I was happy to let him handle that while I cleaned the kitchen. I was even happier that he didn’t see me spiral into a raging lunatic as I got them ready to leave each morning. Imagine waking up to Mary Poppins but being driven to school by the Hulk.

When we started ADHD coaching for our first-grade son, the biggest issues we faced were emotional control, keeping Legos off the floor, and constant need for reminders to accomplish anything. A few weeks into coaching was the Progressive Independence session. That was the session where several things clicked for me.

With a child so young, I didn’t think about independence very much. I assumed our kids would watch what we did, and they would know what to do.  After that lesson, I thought about all of our routines, ones we’ve done almost daily for their whole lives. I thought about my husband and the dreaded bath time routine.
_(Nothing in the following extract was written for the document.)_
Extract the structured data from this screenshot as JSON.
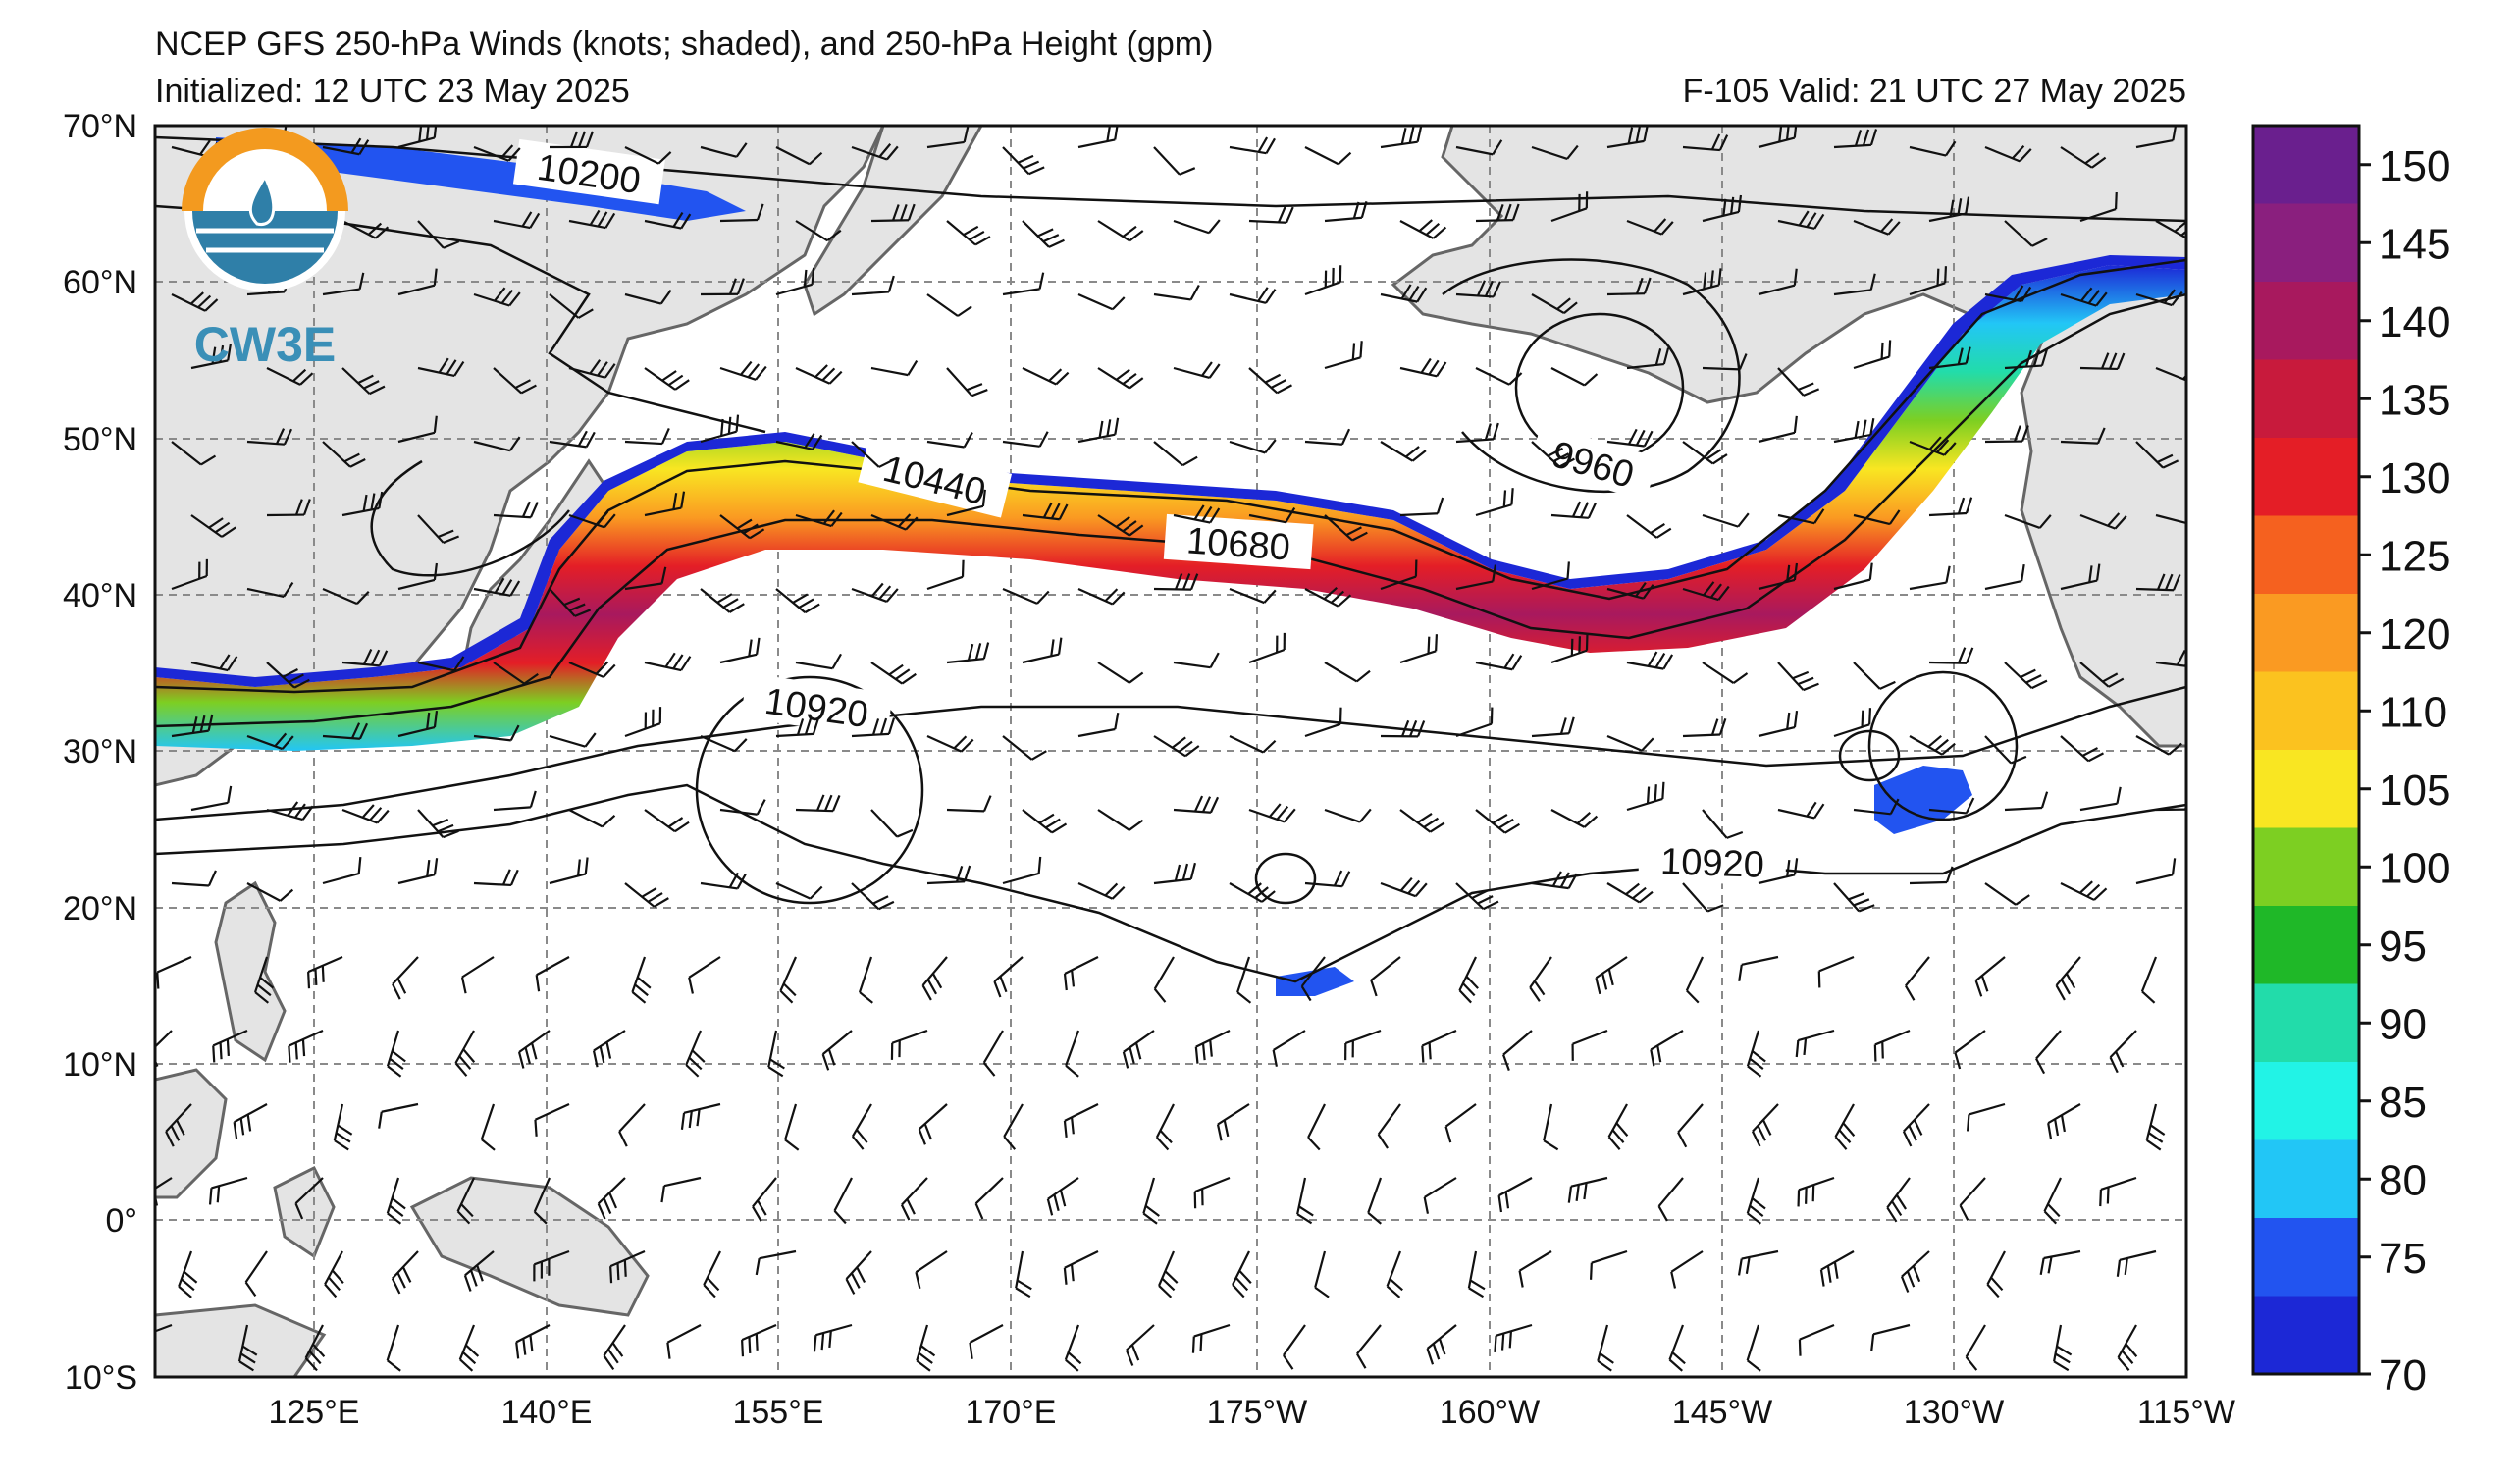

My 6-year-old son couldn’t remember the three simple steps for getting ready for bed – bath, brush teeth, PJs – even though we had repeated the same routine every day of his life. Why couldn’t he just do it on his own by now?

Mary gave us the answer. Something big shifted for us that night. I realized my son’s performance wasn’t the rightful source of our irritation. Our expectations were out of line with his capabilities. We had skipped crucial steps in teaching him how to do these things, yet we still expected him to be able to do them.

We focused on the evening routine. My husband was motivated to get the kids through their routine so he could get back to having fun with them. Whatever the motivation, I was thrilled to see him go all in.

The first step, to make sure our kids knew what outcome was expected when we asked them to “get ready for bed”. Instead of just giving orders we made sure they knew what the end result looked like. Then we made sure they knew how to do each step. It turns out it’s more than just three steps!

Once they knew what our expectations were, my husband guided them through the process of getting ready for bed, the same way, every night. I even created a little chart they could use to check off each step. That lasted just a few nights. It turns out we didn’t need it. Before long, they were doing some steps without prompting.

Most importantly, he stayed with them to make sure they could do it many times over before he let them go completely on their own. Now when their dad says it’s time to get ready for bed, both of our kids go shower, brush their teeth and put on their pajamas. The whole process doesn’t take long, and they do it completely by themselves, of which they are very proud. Plus, their dad is happy with the extra play time to with the kids.

But the true first step was shifting our expectations. As soon as we stopped expecting our young kids to behave like little adults and do more than they are capable of – more than we set expectations for – we were both calmer. The Hulk hit the road; Mary Poppins was the new boss in town.

Now, if we could just end the age-old argument about whose turn it is to shower first.